We really ought to pass the carbon fee bill. I would add that the
carbon fee bill also creates a lot of revenue. We, I think, have agreed
that revenue ought not go to fund the government--not to make Big
Government--but there are other things we can do with it that would be
very helpful. One would be to make coal country whole for the economic
losses coal country has sustained.
Remember Huey Long's old slogan: ``Every man a king.'' We could make
every miner a king--with a solid pension, retirement at any time, full
health benefits for life for the family, a cash account based on years
worked, a voucher for a new vehicle, a college plan for their kids. It
all becomes doable if we pass a carbon fee and use the revenues to help
coal country. Otherwise, nothing will change.
Coal country will just keep suffering as natural gas keeps driving
coal out of the energy market. There is no mechanism now to remedy that
inevitability. People will suffer. There is a remedy right there--a
carbon fee--that can help fund and encourage the development of the
technologies so that we can strip the carbon dioxide out of the
emitting powerplants and so that we can go into these coal countries
where pensions and benefits have been stripped by bankruptcy, by the
collapse of this industry, and make those folks whole again.

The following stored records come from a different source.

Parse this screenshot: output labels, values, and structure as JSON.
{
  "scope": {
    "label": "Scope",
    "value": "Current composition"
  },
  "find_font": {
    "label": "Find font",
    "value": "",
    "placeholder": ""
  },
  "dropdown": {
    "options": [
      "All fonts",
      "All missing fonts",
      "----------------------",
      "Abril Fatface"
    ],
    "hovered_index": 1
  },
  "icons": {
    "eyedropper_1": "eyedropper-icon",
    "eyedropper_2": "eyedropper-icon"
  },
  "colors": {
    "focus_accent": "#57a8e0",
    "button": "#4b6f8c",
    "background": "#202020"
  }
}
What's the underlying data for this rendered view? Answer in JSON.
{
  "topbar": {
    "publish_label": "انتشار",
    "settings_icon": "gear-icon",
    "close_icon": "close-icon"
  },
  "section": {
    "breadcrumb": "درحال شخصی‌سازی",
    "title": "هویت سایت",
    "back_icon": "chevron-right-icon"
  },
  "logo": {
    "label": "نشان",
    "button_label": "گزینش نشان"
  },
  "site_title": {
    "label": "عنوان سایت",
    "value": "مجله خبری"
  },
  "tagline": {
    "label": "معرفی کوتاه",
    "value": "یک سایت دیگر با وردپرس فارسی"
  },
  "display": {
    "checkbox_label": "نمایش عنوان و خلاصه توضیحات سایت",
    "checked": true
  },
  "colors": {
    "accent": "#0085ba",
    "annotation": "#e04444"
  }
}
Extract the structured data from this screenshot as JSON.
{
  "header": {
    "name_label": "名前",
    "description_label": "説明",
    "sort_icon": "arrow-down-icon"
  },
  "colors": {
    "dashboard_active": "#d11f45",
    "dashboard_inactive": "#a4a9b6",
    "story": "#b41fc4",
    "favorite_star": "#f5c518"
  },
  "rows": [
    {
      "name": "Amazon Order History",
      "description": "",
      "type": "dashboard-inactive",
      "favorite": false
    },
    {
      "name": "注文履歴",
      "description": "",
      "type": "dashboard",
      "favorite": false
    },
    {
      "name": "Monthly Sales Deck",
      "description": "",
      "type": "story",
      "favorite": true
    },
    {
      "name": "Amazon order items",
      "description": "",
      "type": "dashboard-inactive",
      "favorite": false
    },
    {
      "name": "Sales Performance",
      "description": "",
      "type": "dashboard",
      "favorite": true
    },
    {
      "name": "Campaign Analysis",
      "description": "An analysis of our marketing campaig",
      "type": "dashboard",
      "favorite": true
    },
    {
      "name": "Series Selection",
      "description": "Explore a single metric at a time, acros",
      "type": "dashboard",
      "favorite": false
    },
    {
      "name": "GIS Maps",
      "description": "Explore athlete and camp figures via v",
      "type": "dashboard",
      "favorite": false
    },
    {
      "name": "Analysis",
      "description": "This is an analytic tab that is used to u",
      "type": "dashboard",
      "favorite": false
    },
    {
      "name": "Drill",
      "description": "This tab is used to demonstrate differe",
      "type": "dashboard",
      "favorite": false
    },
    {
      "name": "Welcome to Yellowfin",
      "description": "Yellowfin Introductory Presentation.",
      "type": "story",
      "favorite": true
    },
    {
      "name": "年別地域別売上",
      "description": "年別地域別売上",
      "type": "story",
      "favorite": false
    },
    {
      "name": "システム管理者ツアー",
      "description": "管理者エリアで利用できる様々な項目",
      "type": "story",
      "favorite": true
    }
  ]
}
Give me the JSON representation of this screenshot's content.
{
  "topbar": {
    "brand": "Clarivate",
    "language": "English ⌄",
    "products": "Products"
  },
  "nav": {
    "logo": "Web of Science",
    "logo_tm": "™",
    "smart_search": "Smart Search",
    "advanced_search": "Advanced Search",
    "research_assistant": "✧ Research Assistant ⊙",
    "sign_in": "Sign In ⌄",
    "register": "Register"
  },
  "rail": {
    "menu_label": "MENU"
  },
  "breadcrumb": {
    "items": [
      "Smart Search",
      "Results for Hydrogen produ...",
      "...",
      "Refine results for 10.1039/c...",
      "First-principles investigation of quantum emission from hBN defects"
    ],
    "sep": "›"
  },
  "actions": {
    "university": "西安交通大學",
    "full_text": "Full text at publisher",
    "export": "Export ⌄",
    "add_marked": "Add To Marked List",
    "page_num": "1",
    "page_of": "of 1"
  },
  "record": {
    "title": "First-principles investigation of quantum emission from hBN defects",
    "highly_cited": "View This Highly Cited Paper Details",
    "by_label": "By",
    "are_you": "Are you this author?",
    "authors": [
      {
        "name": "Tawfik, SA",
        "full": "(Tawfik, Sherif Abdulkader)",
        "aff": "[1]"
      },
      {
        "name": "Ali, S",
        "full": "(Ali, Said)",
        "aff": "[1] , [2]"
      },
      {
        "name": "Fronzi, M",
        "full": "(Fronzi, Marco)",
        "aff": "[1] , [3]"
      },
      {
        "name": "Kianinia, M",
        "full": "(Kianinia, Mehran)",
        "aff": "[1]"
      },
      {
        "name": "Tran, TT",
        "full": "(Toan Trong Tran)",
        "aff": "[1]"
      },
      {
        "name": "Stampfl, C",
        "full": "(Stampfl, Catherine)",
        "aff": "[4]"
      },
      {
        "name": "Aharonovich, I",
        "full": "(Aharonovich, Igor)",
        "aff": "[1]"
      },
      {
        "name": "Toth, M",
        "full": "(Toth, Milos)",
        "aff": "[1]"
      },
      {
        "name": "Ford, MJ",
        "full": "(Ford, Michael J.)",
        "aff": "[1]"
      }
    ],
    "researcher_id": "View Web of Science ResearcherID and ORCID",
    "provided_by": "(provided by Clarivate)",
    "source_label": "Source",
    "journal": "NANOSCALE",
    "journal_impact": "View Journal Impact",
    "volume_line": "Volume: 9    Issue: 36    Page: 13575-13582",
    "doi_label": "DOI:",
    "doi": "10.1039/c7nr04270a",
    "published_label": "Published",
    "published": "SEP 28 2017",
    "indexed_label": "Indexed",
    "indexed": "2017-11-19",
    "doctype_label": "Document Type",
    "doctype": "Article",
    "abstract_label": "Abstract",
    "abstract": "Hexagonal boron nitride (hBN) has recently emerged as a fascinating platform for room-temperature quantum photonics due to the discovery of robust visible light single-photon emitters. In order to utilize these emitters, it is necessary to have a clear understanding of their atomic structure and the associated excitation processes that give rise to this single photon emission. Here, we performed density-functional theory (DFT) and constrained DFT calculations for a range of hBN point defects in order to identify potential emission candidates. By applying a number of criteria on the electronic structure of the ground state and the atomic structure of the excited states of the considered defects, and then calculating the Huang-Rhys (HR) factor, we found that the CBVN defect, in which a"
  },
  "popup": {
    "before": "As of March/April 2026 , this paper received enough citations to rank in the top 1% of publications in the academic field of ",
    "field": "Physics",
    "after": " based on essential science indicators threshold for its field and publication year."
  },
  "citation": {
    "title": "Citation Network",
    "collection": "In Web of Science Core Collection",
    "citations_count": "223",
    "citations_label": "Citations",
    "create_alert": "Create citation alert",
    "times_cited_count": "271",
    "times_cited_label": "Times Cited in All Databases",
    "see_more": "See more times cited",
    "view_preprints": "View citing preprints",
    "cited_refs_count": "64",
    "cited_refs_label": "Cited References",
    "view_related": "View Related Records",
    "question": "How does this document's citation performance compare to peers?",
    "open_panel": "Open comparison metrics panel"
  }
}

Give them their dignity. Let them retire now. It is not their fault
that the coal industry has collapsed. They worked hard. They did
dangerous work. They went down in the mines. They worked big equipment.
It is a dangerous occupation to be a coal miner, and it is entitled to
respect. Retire any time, full health benefits for you and the family,
a cash account to help, a new vehicle voucher, a college plan for the
kids, to make sure they are well-educated--you could do a lot of those
things. You could help those people pass a carbon fee and make every
coal miner a king.
In the meantime, I am willing to find funding to flip the social cost
of carbon--the way we did in our bill, announced today--and create a
positive fee, a tax credit for carbon capture and carbon utilization. I
am willing to work with Republican colleagues to find a way to pay our
nuclear fleet for the carbon-free nature of its nuclear power.
It is crazy to be closing safely operating nuclear power facilities
just because they get zero economic value for the carbon-free nature of
their power. The carbon-free nature of their power has value. The
carbon-free nature of power has significant value. That is why we are
offering in our legislation a tax credit of $30 to $50 per avoided ton
of carbon dioxide emissions. That implies that an avoided ton of carbon
dioxide emissions is worth $30 to $50.
If nuclear power avoids that, I am willing to work with my Republican
colleagues to figure out a way so that our nuclear fleet can enjoy the
actual economic advantage of the carbon-free power they produce.
We close a nuclear plant so we can open a natural gas plant which
pollutes more than the nuclear plant because the economics are so
fouled up that the nuclear plant gets no value for carbon-free power
and the natural gas plant pays no costs for the harm of its carbon
emissions. It is economic madness.
We know that carbon-free nature has value. We know that the carbon-
free nature of nuclear power has value. We just will not pay for it,
and plants close due to that market failure, and jobs are lost, and
power is lost, and new investments have to be stood up in polluting
plants to make the difference. It is crazy.
In closing, the Heitkamp-Whitehouse-Capito-Barrasso bill, the FUTURE
bill, to provide a tax credit for carbon capture utilization and
sequestration in powerplants, in factories, and in a variety of
applications, is small. It is in some respects a gesture, but
everything begins with small steps and small gestures. I am proud to be
a part of it, but I want to remind my colleagues that there are also
big win-win ways that we can solve the larger problem. I look forward
to working together to accomplish just that.
I yield the floor.
I suggest the absence of a quorum.
The PRESIDING OFFICER. The clerk will call the roll.
The bill clerk proceeded to call the roll.
Mr. CRUZ. Mr. President, I ask unanimous consent that the order for
the quorum call be rescinded.
The PRESIDING OFFICER. Without objection, it is so ordered.